Retirement income gap between rich and poor
If life were a race to accumulate assets and savings, the winners would be crowned in retirement. With a lifetime to stockpile resources, some seniors' wealth outshines the gross domestic product of small countries. Case in point: Retired movie producer David Geffen, worth $6 billion according to Forbes.com, surpassed Bermuda's 2012 GDP of $5.5 billion.
At the other end of the spectrum, more than 9 percent of those age 65 and older lived in poverty as recently as 2012. This year, living in poverty means an annual income of $11,670 or less for a single person and $15,730 for a household of two.
Compared with all other age groups, the 65-and-older crowd has the dubious distinction of having the most pronounced income gap, according to a Bankrate analysis of a measurement of income inequality known as the "Gini Index."
The good news is that since 2002, the population of low-income seniors has declined while the ranks of the highest earners swelled.
What's behind the vast retirement income gap between rich and poor? Conventional wisdom puts the blame for any financial shortcomings squarely on the shoulders of the individual. But research shows that the inequality in retirement income is more than just a function of the zeal with which one saves.
Income inequality just one factor
With the exception of Social Security, income in retirement is largely a result of the savings an individual was able to stockpile while working. Relatively few workers still receive pensions from their employer. Large disparities in retirement income are the expected outcome, says Jack VanDerhei, director of research at the Employee Benefit Research Institute.

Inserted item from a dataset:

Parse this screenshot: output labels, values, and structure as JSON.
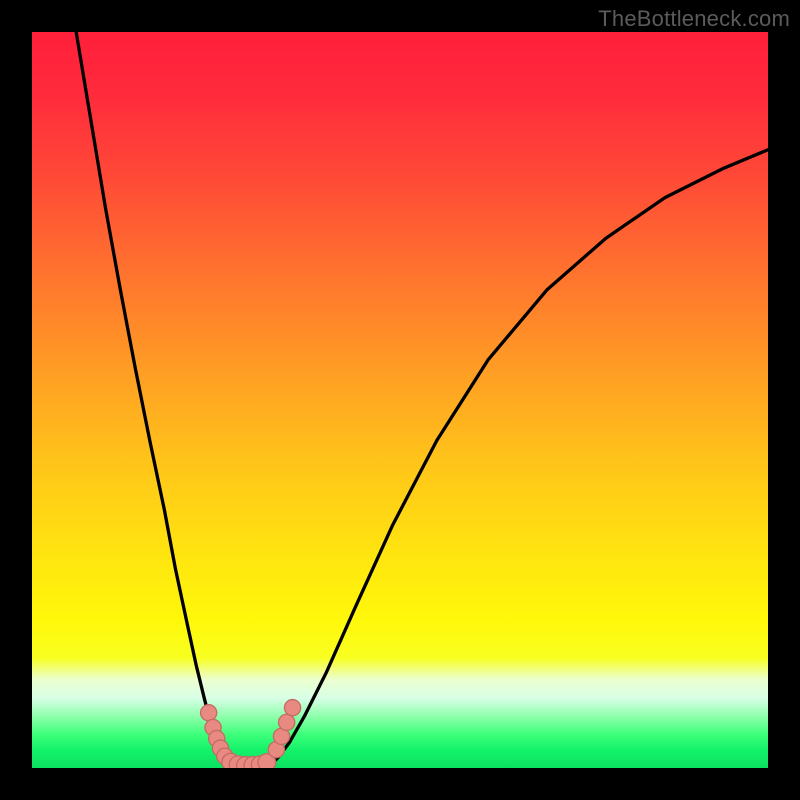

"Even if everyone was, in essence, putting in the same percentage of compensation, which we know is not true, mathematically we would have to end up in a situation where those in the higher income quartile the longest period of time would by definition have a larger overall prosperity in terms of retirement income," he says.

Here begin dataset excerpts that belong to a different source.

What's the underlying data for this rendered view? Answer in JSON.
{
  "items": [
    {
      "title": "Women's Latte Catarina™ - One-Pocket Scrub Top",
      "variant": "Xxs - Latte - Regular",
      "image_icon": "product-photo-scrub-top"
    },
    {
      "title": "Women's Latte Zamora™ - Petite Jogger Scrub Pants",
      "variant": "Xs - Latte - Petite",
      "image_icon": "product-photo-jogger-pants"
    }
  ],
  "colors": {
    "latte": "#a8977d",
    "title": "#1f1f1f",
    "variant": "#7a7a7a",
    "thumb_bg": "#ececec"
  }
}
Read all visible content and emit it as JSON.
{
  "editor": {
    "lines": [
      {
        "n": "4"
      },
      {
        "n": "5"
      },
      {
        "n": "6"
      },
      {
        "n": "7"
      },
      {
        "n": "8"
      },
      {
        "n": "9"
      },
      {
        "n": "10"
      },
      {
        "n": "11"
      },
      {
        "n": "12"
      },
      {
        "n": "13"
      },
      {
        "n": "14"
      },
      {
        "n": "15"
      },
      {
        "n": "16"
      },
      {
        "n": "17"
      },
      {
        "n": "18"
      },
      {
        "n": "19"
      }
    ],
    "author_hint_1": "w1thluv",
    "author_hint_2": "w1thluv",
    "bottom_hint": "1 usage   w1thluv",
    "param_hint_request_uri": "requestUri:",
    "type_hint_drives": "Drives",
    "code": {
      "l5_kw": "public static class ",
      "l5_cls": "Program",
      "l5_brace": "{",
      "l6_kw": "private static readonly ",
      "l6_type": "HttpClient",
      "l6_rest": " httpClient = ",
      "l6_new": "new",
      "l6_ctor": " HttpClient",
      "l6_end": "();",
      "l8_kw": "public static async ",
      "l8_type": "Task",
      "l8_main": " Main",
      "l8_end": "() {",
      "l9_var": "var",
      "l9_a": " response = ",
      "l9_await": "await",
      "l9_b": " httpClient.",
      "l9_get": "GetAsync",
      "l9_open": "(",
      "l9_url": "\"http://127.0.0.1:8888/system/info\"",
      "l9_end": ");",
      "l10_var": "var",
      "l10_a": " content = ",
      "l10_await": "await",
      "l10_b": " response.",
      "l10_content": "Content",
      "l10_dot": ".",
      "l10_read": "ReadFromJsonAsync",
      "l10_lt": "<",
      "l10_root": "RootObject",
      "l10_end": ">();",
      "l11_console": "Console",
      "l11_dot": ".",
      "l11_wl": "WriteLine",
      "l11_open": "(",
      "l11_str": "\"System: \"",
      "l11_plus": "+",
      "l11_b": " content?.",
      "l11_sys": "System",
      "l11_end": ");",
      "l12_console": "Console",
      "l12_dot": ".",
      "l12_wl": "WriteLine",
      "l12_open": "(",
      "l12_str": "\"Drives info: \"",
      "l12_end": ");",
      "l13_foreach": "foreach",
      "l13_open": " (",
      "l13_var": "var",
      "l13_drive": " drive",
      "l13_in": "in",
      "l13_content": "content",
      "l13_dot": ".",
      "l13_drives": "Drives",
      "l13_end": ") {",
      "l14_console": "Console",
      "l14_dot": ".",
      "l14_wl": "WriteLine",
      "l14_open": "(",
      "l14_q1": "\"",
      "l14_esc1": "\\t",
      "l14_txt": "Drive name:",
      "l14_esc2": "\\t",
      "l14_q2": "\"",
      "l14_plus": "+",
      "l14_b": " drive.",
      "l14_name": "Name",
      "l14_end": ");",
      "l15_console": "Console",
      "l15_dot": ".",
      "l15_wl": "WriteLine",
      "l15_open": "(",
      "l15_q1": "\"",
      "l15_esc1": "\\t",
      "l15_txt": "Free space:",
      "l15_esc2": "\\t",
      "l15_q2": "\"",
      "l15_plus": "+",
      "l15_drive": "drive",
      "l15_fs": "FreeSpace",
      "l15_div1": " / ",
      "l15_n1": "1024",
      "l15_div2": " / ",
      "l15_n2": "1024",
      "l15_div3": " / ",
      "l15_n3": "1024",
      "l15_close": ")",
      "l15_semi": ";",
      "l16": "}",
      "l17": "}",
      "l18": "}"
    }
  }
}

But inequality in savings and income isn't just a result of uneven compensation in dollars. The income disparity between the haves and have-nots in retirement is a little bit more complicated.
Richer people save more
Not surprisingly, wealthy households tend to save more than less-prosperous folks.
"Employees with larger incomes tend to contribute a larger percentage of their salaries than do the lower incomes," VanDerhei says.
On its face, it appears that rich people simply have sterling savings behavior compared to the lesser-compensated masses, but that may not be the case.
"If you already have a lot of money you inherited from your parents or you are just simply wealthy, there is no reason not to take advantage of the tax breaks for 401(k)s and IRAs. It does not mean that you are saving more," says Monique Morrissey, an economist at the Economic Policy Institute. "These tax subsidies do not necessarily induce new savings; they are simply a way for high-income or wealthy people to pay less tax.
"So some of what we see in terms of the inequality does not reflect anything that normal people would consider part of our retirement system, but rather a tax shelter," she says.
That's not by accident; that was the purpose of 401(k) plans when they debuted circa 1980. As the primary vehicle for most people to save for retirement, the 401(k) may actually widen the retirement income gap between rich and poor.
"The tax incentive structure for retirement savings rewards higher-income wealthy folks. It does not offer nearly as much benefit for lower-income households," says Nari Rhee, manager of research at the National Institute on Retirement Security, or NIRS.
That's because our progressive tax system imposes higher taxes on high-income earners and lower taxes for others. People paying a high tax rate in peak earning years have a strong incentive to stick as much income as possible into a tax-deferred account. The money goes in pretax today; as withdrawals are made in retirement, it will likely be taxed at a lower rate.
"The lower income households basically do not get the tax incentive to save the way that higher income households do," says Rhee. "People might argue it is a little backwards, because it is really the lower income households who need more incentive to save because they have more pressure on their income than higher-income households do."